“In honor of our teachers, the plants”
On Wednesday at the Wisconsin Wetlands conference, Robin Wall Kimmerer signed my copy of her book, Braiding Sweetgrass, “in honor of our teachers, the plants”. Reading her book, one thing to seep in early and strong with me was that the plants are the wisest among us. It reminds me of a lesson I keep forgetting, that often the quietest people in the room are the ones most worth listening to. Or, said another way – listen; don’t speak much.
Attending both her book club session and her evening keynote was a joy. Robin shared and invited much thought about the collective practice of gratitude, and about reciprocity – what can we give to the plants and the earth in return for all that we receive.
Questions were asked about how to relate to the invasive species in out-of-balance ecosystems that we work to remove and counteract. She spoke about remembering that these plants, too, have something to teach us while they are here. The invasive exotic Phragmites (giant reed grass), might be teaching us about the problem of excess nutrients that we have caused by our destructive land practices – and that we created conditions to invite their abundance.
This made me realize the teaching of the invasive exotic Phalaris (reed canary grass), in one wetland where we work. One year we really aggressively pulled it, quite successfully. We then got an unexpected and problematic algal bloom later that summer. The plant was, maybe, suggesting to us to take this incrementally. Remove a good amount at a time, but maybe not all at once. The presence of some, in the transition, helps take up excess nutrients, while waiting for the still-present native plants to reclaim their own abundance. Let the balancing act be in concert with our steps to control the invasive species.

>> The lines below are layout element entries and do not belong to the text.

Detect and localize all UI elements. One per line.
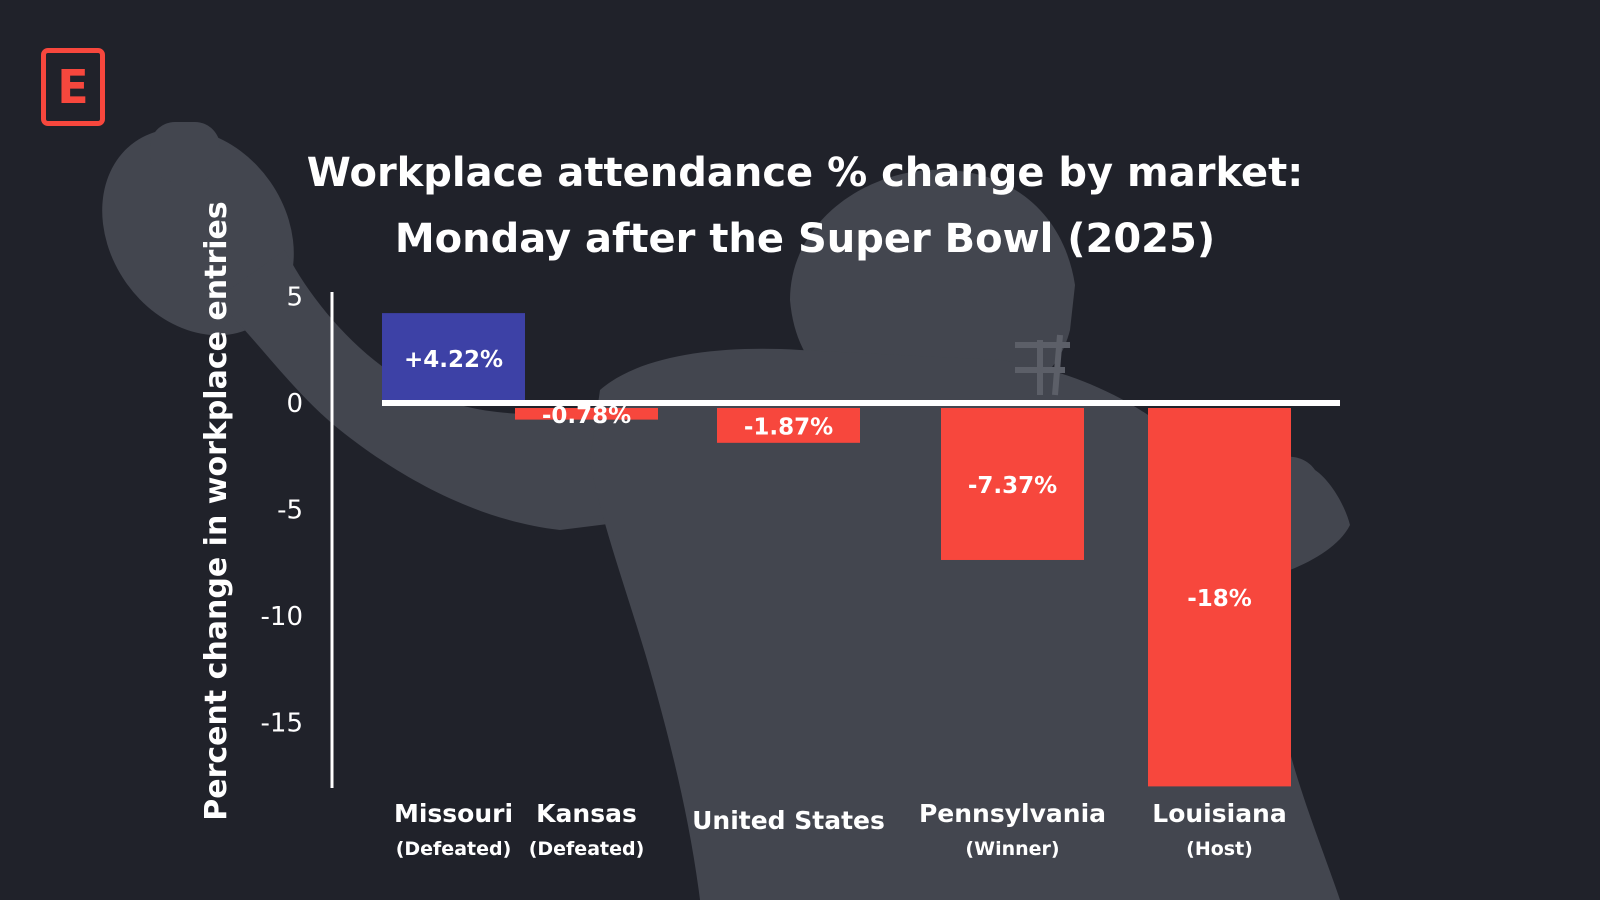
helmet-shape (790, 169, 1075, 405)
x-category-sublabel: (Defeated) (396, 838, 512, 860)
bar-value-label: -18% (1187, 586, 1252, 612)
y-tick-label: 0 (286, 389, 303, 419)
bar-value-label: -1.87% (744, 414, 833, 440)
x-category-sublabel: (Defeated) (529, 838, 645, 860)
bar-value-label: +4.22% (404, 347, 503, 373)
x-category-label: Kansas (536, 799, 637, 828)
y-tick-label: -5 (277, 496, 303, 526)
y-tick-label: -15 (261, 709, 303, 739)
arm-shape (215, 250, 640, 530)
y-tick-label: 5 (286, 283, 303, 313)
x-category-sublabel: (Winner) (965, 838, 1059, 860)
y-tick-label: -10 (261, 602, 303, 632)
bar-missouri (382, 313, 525, 403)
bar-united-states (717, 408, 860, 443)
facemask-shape (1015, 334, 1070, 396)
bar-pennsylvania (941, 408, 1084, 560)
bar-louisiana (1148, 408, 1291, 787)
logo-letter: E (57, 60, 89, 114)
x-category-label: Louisiana (1152, 799, 1286, 828)
x-category-label: Missouri (394, 799, 513, 828)
chart-title-line-2: Monday after the Super Bowl (2025) (394, 216, 1216, 262)
y-axis-label: Percent change in workplace entries (199, 201, 234, 820)
fingers-shape (150, 122, 220, 182)
bar-value-label: -7.37% (968, 473, 1057, 499)
bar-value-label: -0.78% (542, 403, 631, 429)
x-category-label: United States (692, 806, 885, 835)
brand-logo: E (41, 48, 105, 126)
x-category-label: Pennsylvania (919, 799, 1106, 828)
x-category-sublabel: (Host) (1186, 838, 1253, 860)
chart-title: Workplace attendance % change by market:… (280, 140, 1330, 272)
bar-kansas (515, 408, 658, 420)
chart-title-line-1: Workplace attendance % change by market: (306, 150, 1304, 196)
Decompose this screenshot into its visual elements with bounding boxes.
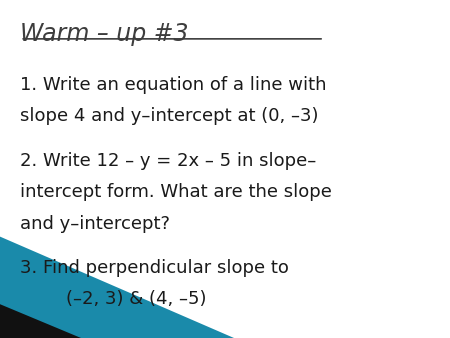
Text: and y–intercept?: and y–intercept? bbox=[20, 215, 170, 233]
Text: intercept form. What are the slope: intercept form. What are the slope bbox=[20, 183, 332, 201]
Text: Warm – up #3: Warm – up #3 bbox=[20, 22, 189, 46]
Polygon shape bbox=[0, 237, 234, 338]
Text: 3. Find perpendicular slope to: 3. Find perpendicular slope to bbox=[20, 259, 289, 277]
Polygon shape bbox=[0, 304, 81, 338]
Text: 1. Write an equation of a line with: 1. Write an equation of a line with bbox=[20, 76, 327, 94]
Text: slope 4 and y–intercept at (0, –3): slope 4 and y–intercept at (0, –3) bbox=[20, 107, 319, 125]
Text: (–2, 3) & (4, –5): (–2, 3) & (4, –5) bbox=[20, 290, 207, 308]
Text: 2. Write 12 – y = 2x – 5 in slope–: 2. Write 12 – y = 2x – 5 in slope– bbox=[20, 152, 316, 170]
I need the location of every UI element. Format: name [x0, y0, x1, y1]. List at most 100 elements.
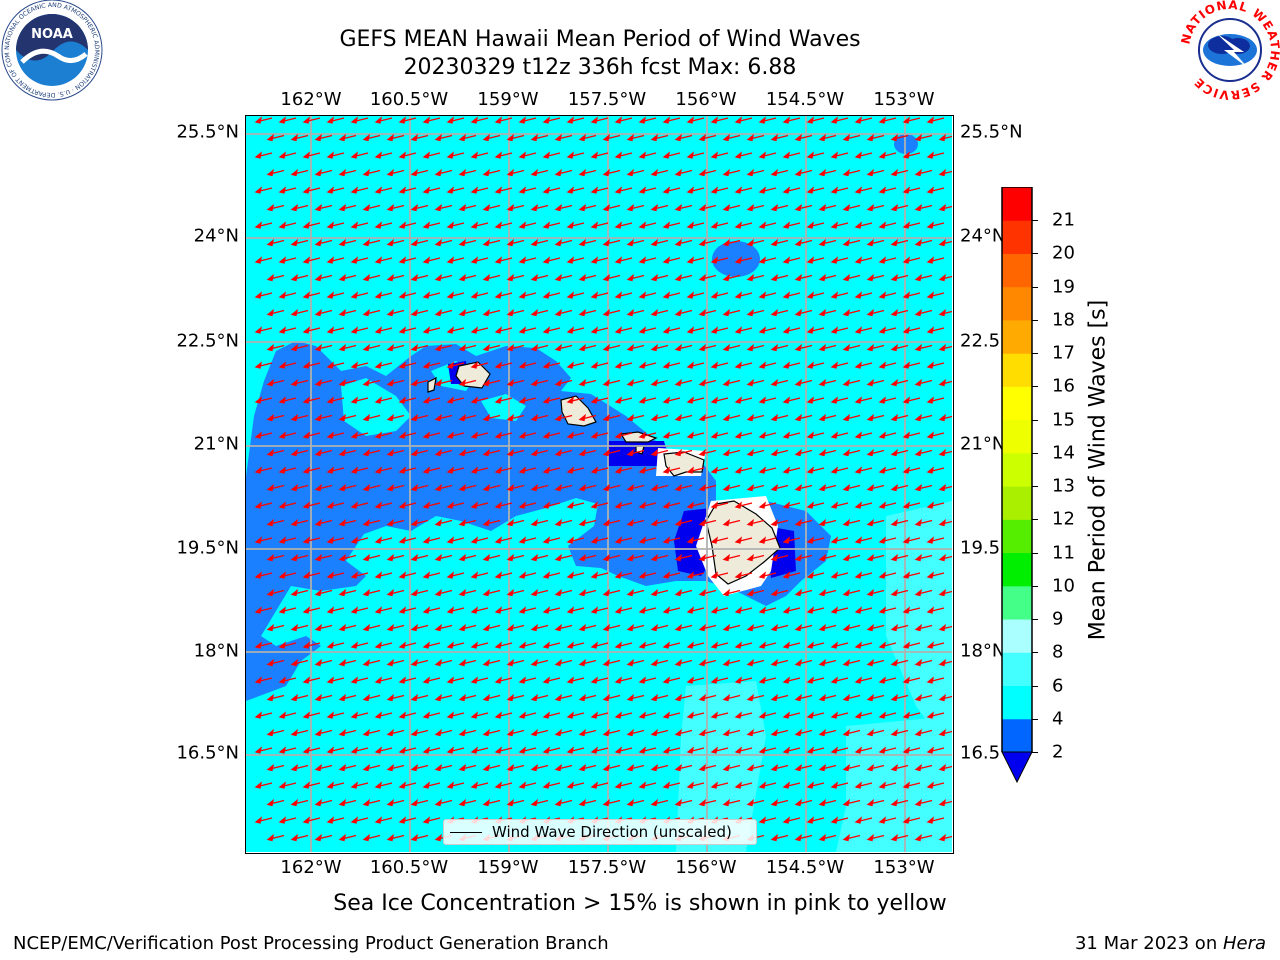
wind-wave-arrow-head [338, 483, 346, 492]
wind-wave-arrow-head [638, 641, 646, 649]
wind-wave-arrow-head [410, 133, 418, 142]
wind-wave-arrow-head [566, 711, 574, 719]
wind-wave-arrow-head [602, 203, 610, 212]
wind-wave-arrow-head [626, 728, 634, 737]
wind-wave-arrow-head [590, 606, 598, 614]
wind-wave-arrow-head [938, 308, 946, 317]
wind-wave-arrow-head [734, 291, 742, 299]
wind-wave-arrow-head [770, 553, 778, 562]
wind-wave-arrow-head [686, 711, 694, 719]
wind-wave-arrow-head [434, 448, 442, 457]
wind-wave-arrow-head [386, 483, 394, 492]
wind-wave-arrow-head [290, 763, 298, 772]
colorbar-segment [1002, 452, 1032, 487]
wind-wave-arrow-head [782, 676, 790, 684]
colorbar-tick-label: 14 [1052, 442, 1075, 464]
wind-wave-arrow-head [506, 273, 514, 282]
wind-wave-arrow-head [518, 571, 526, 579]
wind-wave-arrow-head [266, 413, 274, 422]
wind-wave-arrow-head [902, 326, 910, 334]
wind-wave-arrow-head [914, 658, 922, 667]
wind-wave-arrow-head [830, 536, 838, 544]
wind-wave-arrow-head [410, 343, 418, 352]
wind-wave-arrow-head [782, 711, 790, 719]
wind-wave-arrow-head [506, 693, 514, 702]
wind-wave-arrow-head [266, 693, 274, 702]
wind-wave-arrow-head [614, 466, 622, 474]
wind-wave-arrow-head [890, 133, 898, 142]
period-2-4-region [712, 241, 760, 277]
wind-wave-arrow-head [482, 623, 490, 632]
lon-tick-top: 159°W [477, 89, 539, 110]
wind-wave-arrow-head [506, 483, 514, 492]
wind-wave-arrow-head [854, 396, 862, 404]
wind-wave-arrow-head [710, 396, 718, 404]
wind-wave-arrow-head [638, 466, 646, 474]
lat-tick-left: 19.5°N [176, 537, 239, 559]
wind-wave-arrow-head [446, 396, 454, 404]
wind-wave-arrow-head [350, 816, 358, 824]
wind-wave-arrow-head [794, 798, 802, 807]
wind-wave-arrow-head [290, 588, 298, 597]
wind-wave-arrow-head [746, 728, 754, 737]
wind-wave-arrow-head [770, 203, 778, 212]
wind-wave-arrow-head [326, 186, 334, 194]
wind-wave-arrow-head [674, 168, 682, 177]
wind-wave-arrow-head [434, 413, 442, 422]
wind-wave-arrow-head [818, 693, 826, 702]
wind-wave-arrow-head [374, 116, 382, 124]
wind-wave-arrow-head [782, 291, 790, 299]
wind-wave-arrow-head [398, 816, 406, 824]
wind-wave-arrow-head [362, 483, 370, 492]
wind-wave-arrow-head [866, 553, 874, 562]
wind-wave-arrow-head [506, 308, 514, 317]
colorbar-segment [1002, 253, 1032, 288]
wind-wave-arrow-head [266, 448, 274, 457]
wind-wave-arrow-head [638, 781, 646, 789]
wind-wave-arrow-head [854, 256, 862, 264]
wind-wave-arrow-head [542, 536, 550, 544]
wind-wave-arrow-head [374, 816, 382, 824]
wind-wave-arrow-head [398, 641, 406, 649]
wind-wave-arrow-head [770, 168, 778, 177]
wind-wave-arrow-head [698, 378, 706, 387]
lon-tick-top: 160.5°W [369, 89, 449, 110]
wind-wave-arrow-head [674, 413, 682, 422]
wind-wave-arrow-head [518, 361, 526, 369]
wind-wave-arrow-head [518, 186, 526, 194]
wind-wave-arrow-head [494, 396, 502, 404]
wind-wave-arrow-head [482, 553, 490, 562]
wind-wave-arrow-head [530, 448, 538, 457]
wind-wave-arrow-head [794, 378, 802, 387]
wind-wave-arrow-head [614, 641, 622, 649]
wind-wave-arrow-head [254, 606, 262, 614]
wind-wave-arrow-head [374, 151, 382, 159]
wind-wave-arrow-head [722, 518, 730, 527]
wind-wave-arrow-head [842, 378, 850, 387]
wind-wave-arrow-head [410, 693, 418, 702]
wind-wave-arrow-head [434, 763, 442, 772]
wind-wave-arrow-head [638, 606, 646, 614]
wind-wave-arrow-head [410, 763, 418, 772]
wind-wave-arrow-head [794, 693, 802, 702]
wind-wave-arrow-head [938, 588, 946, 597]
wind-wave-arrow-head [266, 763, 274, 772]
wind-wave-arrow-head [554, 518, 562, 527]
wind-wave-arrow-head [458, 413, 466, 422]
wind-wave-arrow-head [938, 658, 946, 667]
lon-tick-bottom: 154.5°W [765, 857, 845, 878]
wind-wave-arrow-head [902, 116, 910, 124]
wind-wave-arrow-head [566, 781, 574, 789]
wind-wave-arrow-head [446, 571, 454, 579]
wind-wave-arrow-head [554, 763, 562, 772]
wind-wave-arrow-head [638, 221, 646, 229]
wind-wave-arrow-head [602, 273, 610, 282]
wind-wave-arrow-head [422, 431, 430, 439]
wind-wave-arrow-head [674, 728, 682, 737]
wind-wave-arrow-head [710, 256, 718, 264]
colorbar-segment [1002, 386, 1032, 421]
wind-wave-arrow-head [554, 343, 562, 352]
wind-wave-arrow-head [518, 676, 526, 684]
wind-wave-arrow-head [734, 711, 742, 719]
wind-wave-arrow-head [794, 413, 802, 422]
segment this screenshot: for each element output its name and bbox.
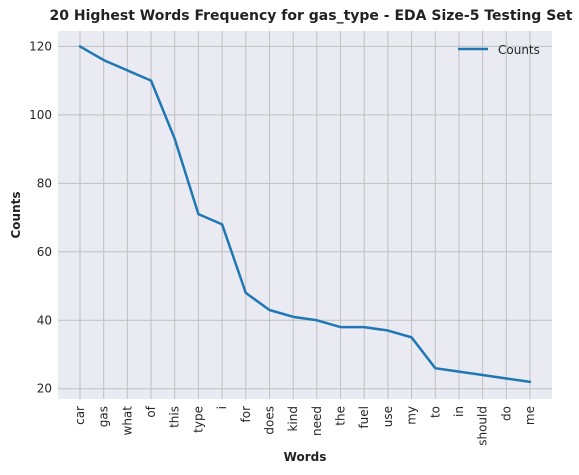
y-tick-label: 20 — [37, 382, 52, 396]
x-tick-label: kind — [286, 406, 300, 432]
x-tick-label: i — [215, 406, 229, 409]
series-layer — [78, 45, 532, 384]
x-tick-label: type — [191, 406, 205, 433]
x-tick-label: car — [73, 406, 87, 425]
x-tick-label: to — [428, 406, 442, 418]
series-line-counts — [78, 45, 532, 384]
y-tick-label: 120 — [29, 39, 52, 53]
x-tick-label: use — [381, 406, 395, 427]
legend: Counts — [458, 43, 540, 57]
x-tick-label: of — [144, 405, 158, 417]
x-tick-label: do — [499, 406, 513, 421]
x-tick-label: my — [405, 406, 419, 425]
y-tick-label: 40 — [37, 313, 52, 327]
x-tick-label: need — [310, 406, 324, 436]
legend-label-counts: Counts — [498, 43, 540, 57]
x-tick-label: does — [262, 406, 276, 435]
x-tick-label: fuel — [357, 406, 371, 429]
x-tick-label: should — [476, 406, 490, 446]
x-tick-label: what — [120, 406, 134, 436]
grid — [58, 31, 552, 399]
y-axis-label: Counts — [9, 191, 23, 238]
x-tick-label: the — [334, 406, 348, 426]
x-tick-label: for — [239, 406, 253, 423]
x-axis-label: Words — [284, 450, 327, 464]
x-tick-label: this — [168, 406, 182, 428]
chart-title: 20 Highest Words Frequency for gas_type … — [50, 8, 573, 24]
y-tick-label: 100 — [29, 108, 52, 122]
x-tick-label: gas — [97, 406, 111, 427]
y-tick-label: 60 — [37, 245, 52, 259]
y-tick-label: 80 — [37, 176, 52, 190]
x-tick-label: me — [523, 406, 537, 425]
x-axis: car gas what of this type i for does kind need the f… — [73, 405, 537, 446]
x-tick-label: in — [452, 406, 466, 417]
plot-area — [58, 31, 552, 399]
y-axis: 20 40 60 80 100 120 — [29, 39, 52, 395]
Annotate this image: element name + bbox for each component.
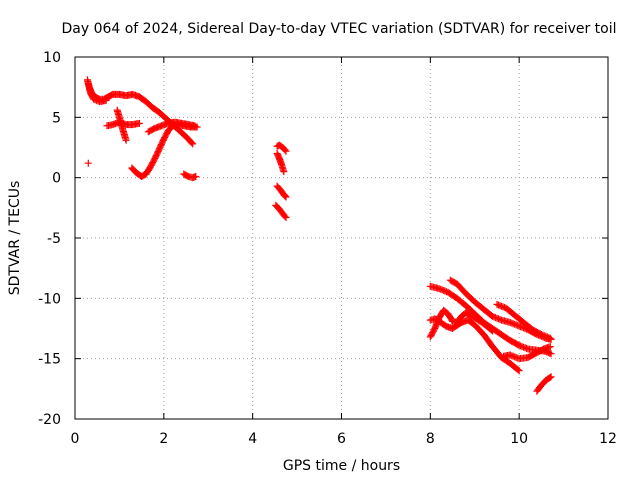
data-point-marker: [191, 122, 199, 130]
x-axis-label: GPS time / hours: [283, 458, 400, 474]
data-point-marker: [546, 343, 554, 351]
data-points: [83, 76, 555, 395]
data-point-marker: [281, 146, 289, 154]
x-tick-label: 2: [159, 431, 168, 447]
y-tick-label: 5: [52, 110, 61, 126]
data-point-marker: [189, 140, 197, 148]
y-tick-label: 10: [43, 50, 61, 66]
data-point-marker: [122, 136, 130, 144]
data-point-marker: [543, 333, 551, 341]
data-point-marker: [281, 212, 289, 220]
data-point-marker: [282, 147, 290, 155]
data-point-marker: [487, 326, 495, 334]
data-point-marker: [84, 159, 92, 167]
data-point-marker: [546, 334, 554, 342]
data-point-marker: [280, 168, 288, 176]
data-point-marker: [281, 191, 288, 199]
data-point-marker: [135, 119, 143, 127]
y-tick-label: -10: [38, 291, 61, 307]
data-point-marker: [489, 327, 496, 335]
data-point-marker: [282, 193, 290, 201]
data-point-marker: [547, 373, 555, 381]
tick-layer: 0 2 4 6 8 10 12 -20 -15 -10 -5 0 5 10: [38, 50, 617, 447]
chart-title: Day 064 of 2024, Sidereal Day-to-day VTE…: [61, 21, 616, 37]
x-tick-label: 4: [248, 431, 257, 447]
data-point-marker: [188, 139, 196, 147]
x-tick-label: 8: [426, 431, 435, 447]
x-tick-label: 12: [599, 431, 617, 447]
y-axis-label: SDTVAR / TECUs: [7, 181, 23, 296]
data-point-marker: [282, 214, 290, 221]
y-tick-label: -15: [38, 352, 61, 368]
data-point-marker: [192, 173, 200, 180]
data-point-marker: [102, 96, 110, 104]
data-point-marker: [547, 350, 555, 358]
data-point-marker: [514, 366, 522, 374]
x-tick-label: 10: [510, 431, 528, 447]
x-tick-label: 0: [71, 431, 80, 447]
y-tick-label: -20: [38, 412, 61, 428]
data-point-marker: [515, 367, 523, 375]
data-point-marker: [281, 192, 289, 200]
y-tick-label: 0: [52, 171, 61, 187]
data-point-marker: [546, 374, 554, 381]
data-point-marker: [496, 315, 504, 323]
y-tick-label: -5: [47, 231, 61, 247]
x-tick-label: 6: [337, 431, 346, 447]
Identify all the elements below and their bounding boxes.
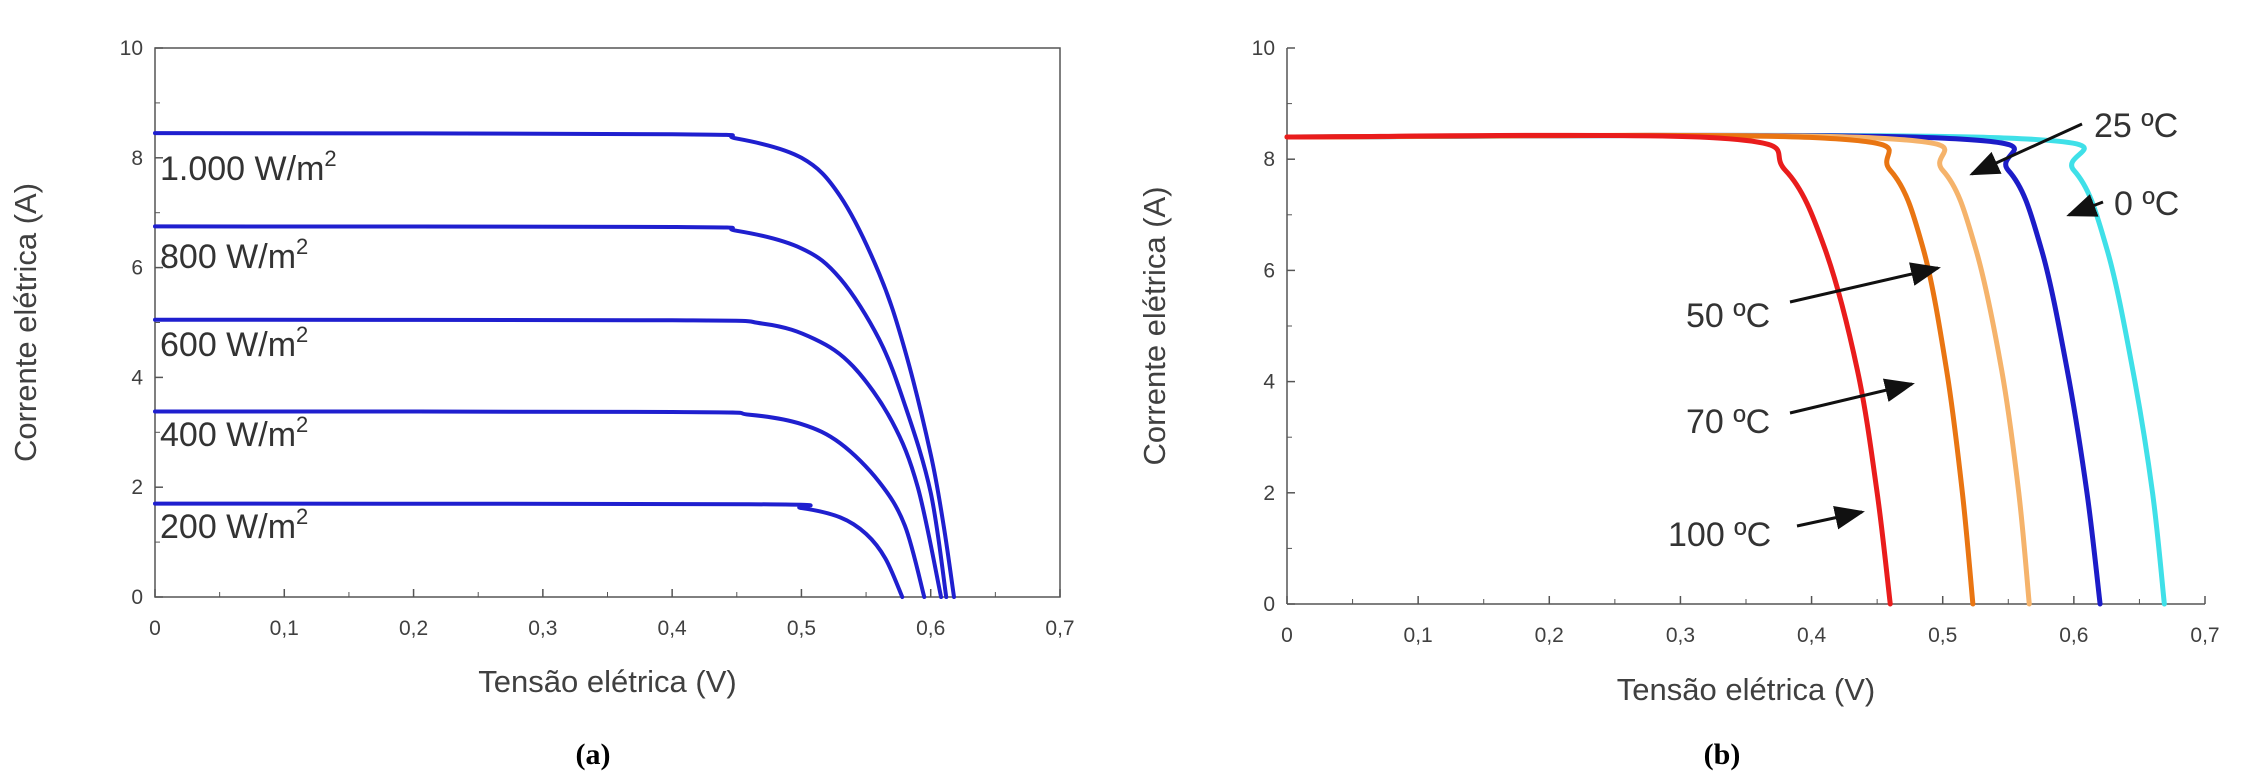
y-tick-label: 2 — [131, 476, 143, 499]
x-tick-label: 0,6 — [2059, 624, 2088, 647]
chart-b: 0 2 4 6 8 10 0 0,1 0,2 0,3 0,4 0,5 0,6 0,7 Tensão elét… — [1137, 37, 2220, 771]
y-tick-label: 6 — [131, 257, 143, 280]
temperature-annotation: 0 ºC — [2114, 185, 2179, 223]
series-label-text: 600 W/m — [160, 326, 296, 364]
x-tick-label: 0,3 — [1666, 624, 1695, 647]
series-label: 200 W/m2 — [160, 504, 308, 546]
y-tick-label: 10 — [1252, 37, 1275, 60]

Then Dan told me this: In another wetland, perhaps we unknowingly heard what the reed canary grass was teaching, or maybe it was serendipity. Here, as we pulled the invasive grass in late spring and early summer before it flowered, we hung armfuls of the pulled grass up out of the water on the waiting and willing stout branches of the ash trees. If we pull it and leave it connected to water, it re-roots and re-sprouts, so lifting it out of the water was necessary. The branches were a convenient place, seeming to invite us to take advantage of their nearness. As it turns out, this was a smart thing. Because… once the clumps of reed canary grass dry, and become inert, they also weaken and slide off the branches back into the water. Here, their carbon provides the necessary energy source for the decomposers to take in excess nitrogen in this not-yet-balanced system. Wisdom of the teachers. Thank you.
One of the posters by a young researcher, Brianna Kupsky from UW Green Bay, was about efforts to re-vegetate the altered, wave-ravaged Bay of Green near Cat Island with native Vallisneria americana (water-celery) and bulrush. In a prior step, Phragmites had been reduced with herbicide. The most successful re-planted Vallisneria were when planted directly into the remaining root-and-soil substrate of now-dead Phragmites, which provided perhaps a nurse environment as well as anchor in the otherwise inhospitable present-day lakebed. A departing teaching gift for us from the plant.
And thank you to Katie from Wisconsin Wetlands for the gift of the book.